By becoming the curse they deserved. Revel, again, in the familiar and shocking story of how justice and mercy meet:
All have sinned and fall short of the glory of God, and are justified by his grace as a gift, through the redemption that is in Christ Jesus, whom God put forward as a propitiation by his blood, to be received by faith. This was to show God’s righteousness, because in his divine forbearance he had passed over former sins. It was to show his righteousness at the present time, so that he might be just and the justifier of the one who has faith in Jesus. (Romans 3:23–26)
“The wooden beams outside Jerusalem frame the wondrous marriage between justice and mercy.”
The wooden beams outside Jerusalem frame the wondrous marriage between justice and mercy. Through the cross, God is both just and justifier, both just and merciful. On that dark and bloody hill, the terrifying justice of God became a servant of mercy for all who would believe. In Christ, justice is no longer a threat, but a refuge. All the sovereign power that would have ruined us now promises to protect us. “‘In overflowing anger for a moment I hid my face from you,’” Isaiah 54:8 says, “‘but with everlasting love I will have compassion on you,’ says the Lord, your Redeemer.”
How could we feel the full weight of his mercy toward us if we tend to ignore or marginalize the fury of his justice?
Justice and Mercy for Me?
We know all of this about our God, and yet some reading this still struggle to believe that God will be so merciful. The guilt and shame they carry make everyday life feel heavy. They hate their sin, and have made efforts to be done with it, but are back on their knees, again and again, bearing the same painfully familiar confessions. The mercy they thought they’d found feels further and further from reality. Could God really forgive and love someone like me?

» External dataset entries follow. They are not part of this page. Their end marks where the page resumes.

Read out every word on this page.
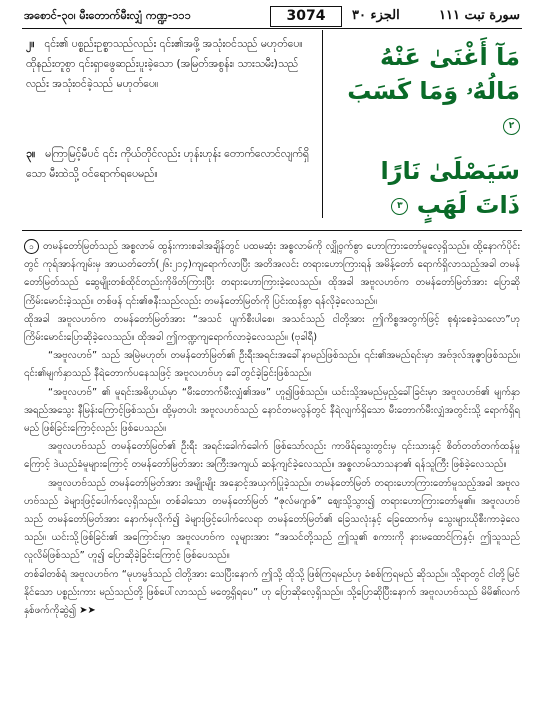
အစောင်-၃၀၊ မီးတောက်မီးလျှံ ကဏ္ဍ-၁၁၁	3074	الجزء ٣٠	سورة تبت ١١١
၂။ ၎င်း၏ ပစ္စည်းဥစ္စာသည်လည်း ၎င်း၏အဖို့ အသုံးဝင်သည် မဟုတ်ပေ။ ထိုနည်းတူစွာ ၎င်းရှာဖွေဆည်းပူးခဲ့သော (အမြတ်အစွန်း၊ သားသမီး)သည်လည်း အသုံးဝင်ခဲ့သည် မဟုတ်ပေ။
مَآ أَغْنَىٰ عَنْهُ مَالُهُۥ وَمَا كَسَبَ ٢
၃။ မကြာမြင့်မီပင် ၎င်း ကိုယ်တိုင်လည်း ဟုန်းဟုန်း တောက်လောင်လျက်ရှိသော မီးထဲသို့ ဝင်ရောက်ရပေမည်။	سَيَصْلَىٰ نَارًا ذَاتَ لَهَبٍ ٣

၁ တမန်တော်မြတ်သည် အစ္စလာမ် ထွန်းကားစခါအချိန်တွင် ပထမဆုံး အစ္စလာမ်ကို လျှို့ဝှက်စွာ ဟောကြားတော်မူလေ့ရှိသည်။ ထို့နောက်ပိုင်းတွင် ကုရ်အာန်ကျမ်းမှ အာယတ်တော်(၂၆း၂၁၄)ကျရောက်လာပြီး အတိအလင်း တရားဟောကြားရန် အမိန့်တော် ရောက်ရှိလာသည့်အခါ တမန်တော်မြတ်သည် ဆွေမျိုးတစ်ထိုင်တည်းကိုဖိတ်ကြားပြီး တရားဟောကြားခဲ့လေသည်။ ထိုအခါ အဗူလဟဗ်က တမန်တော်မြတ်အား ပြောဆိုကြိမ်းမောင်းခဲ့သည်။ တစ်ဖန် ၎င်း၏ဇနီးသည်လည်း တမန်တော်မြတ်ကို ပြင်းထန်စွာ ရန်လိုခဲ့လေသည်။

ထိုအခါ အဗူလဟဗ်က တမန်တော်မြတ်အား “အသင် ပျက်စီးပါစေ၊ အသင်သည် ငါတို့အား ဤကိစ္စအတွက်ဖြင့် စုရုံးစေခဲ့သလော”ဟု ကြိမ်းမောင်းပြောဆိုခဲ့လေသည်။ ထိုအခါ ဤကဏ္ဍကျရောက်လာခဲ့လေသည်။ (ဗုခါရီ)

“အဗူလဟဗ်” သည် အမြဲမဟုတ်၊ တမန်တော်မြတ်၏ ဦးရီးအရင်းအခေါ်နာမည်ဖြစ်သည်။ ၎င်း၏အမည်ရင်းမှာ အဗ်ဒုလ်အုဇ္ဇာဖြစ်သည်။ ၎င်း၏မျက်နှာသည် နီရဲတောက်ပနေသဖြင့် အဗူလဟဗ်ဟု ခေါ်တွင်ခဲ့ခြင်းဖြစ်သည်။

“အဗူလဟဗ်” ၏ မူရင်းအဓိပ္ပာယ်မှာ “မီးတောက်မီးလျှံ၏အဖ” ဟူ၍ဖြစ်သည်။ ယင်းသို့အမည်မှည့်ခေါ်ခြင်းမှာ အဗူလဟဗ်၏ မျက်နှာအရည်အသွေး နီမြန်းကြောင့်ဖြစ်သည်။ ထို့မှတပါး အဗူလဟဗ်သည် နောင်တမလွန်တွင် နီရဲလျက်ရှိသော မီးတောက်မီးလျှံအတွင်းသို့ ရောက်ရှိရမည် ဖြစ်ခြင်းကြောင့်လည်း ဖြစ်ပေသည်။

အဗူလဟဗ်သည် တမန်တော်မြတ်၏ ဦးရီး အရင်းခေါက်ခေါက် ဖြစ်သော်လည်း ကာဖိရ်သွေးတွင်းမှ ၎င်းသားနှင့် စိတ်တတ်တက်ထန်မှုကြောင့် ဒဲယည်ခံမူများကြောင့် တမန်တော်မြတ်အား အကြီးအကျယ် ဆန့်ကျင်ခဲ့လေသည်။ အစ္စလာမ်သာသနာ၏ ရန်သူကြီး ဖြစ်ခဲ့လေသည်။

အဗူလဟဗ်သည် တမန်တော်မြတ်အား အမျိုးမျိုး အနှောင့်အယှက်ပြုခဲ့သည်။ တမန်တော်မြတ် တရားဟောကြားတော်မူသည့်အခါ အဗူလဟဗ်သည် ခဲများဖြင့်ပေါက်လေ့ရှိသည်။ တစ်ခါသော တမန်တော်မြတ် “ဇုလ်မဂျာဇ်” ဈေးသို့သွား၍ တရားဟောကြားတော်မူ၏။ အဗူလဟဗ်သည် တမန်တော်မြတ်အား နောက်မှလိုက်၍ ခဲများဖြင့်ပေါက်လေရာ တမန်တော်မြတ်၏ ခြေသလုံးနှင့် ခြေထောက်မှ သွေးများယိုစီးကာခဲ့လေသည်။ ယင်းသို့ဖြစ်ခြင်း၏ အကြောင်းမှာ အဗူလဟဗ်က လူများအား “အသင်တို့သည် ဤသူ၏ စကားကို နားမထောင်ကြနှင့်၊ ဤသူသည် လူလိမ်ဖြစ်သည်” ဟူ၍ ပြောဆိုခဲ့ခြင်းကြောင့် ဖြစ်ပေသည်။

တစ်ခါတစ်ရံ အဗူလဟဗ်က “မုဟမ္မဒ်သည် ငါတို့အား သေပြီးနောက် ဤသို့ ထိုသို့ ဖြစ်ကြရမည်ဟု ခံစစ်ကြရမည် ဆိုသည်။ သို့ရာတွင် ငါတို့မြင်နိုင်သော ပစ္စည်းကား မည်သည်တို့ ဖြစ်ပေါ်လာသည် မတွေ့ရှိရပေ” ဟု ပြောဆိုလေ့ရှိသည်။ သို့ပြောဆိုပြီးနောက် အဗူလဟဗ်သည် မိမိ၏လက်နှစ်ဖက်ကိုဆွဲ၍ ➤➤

Others reading this, however, struggle to believe justice really will be done. Some days, it feels like their whole lives have been one long heart-rending headline. They watch the godless enjoy comfort, success, and prosperity, while they suffer for their faithfulness. They cling to the promise that everything will eventually be made right, but they search the corners and crevices of their lives in vain for evidence it might be so. And if they muster the courage to raise their eyes above their own plight, they see many more suffering in horrible, unjust ways. Could God possibly make anything good of all this pain and injustice?
We struggle to embrace the justice of God because we don’t trust him to fully deal with sins against us. We struggle to embrace the mercy of God because we don’t trust him to fully deal with sins done by us. To both groups, the bloody cross and the empty tomb stubbornly say, he can, he has, and he will. He will surely bring justice to completion. No stone in your life will go unturned. Every sin against you will be brought into the light and made right. Justice himself will call wickedness to account until he finds none (Psalm 10:15).
And in the meantime, he will not break a bruised reed. He won’t quench a smoldering wick. His mercy is as wide and deep as you are sinful. Our God is far more just than we realize, and far more merciful than we can now imagine.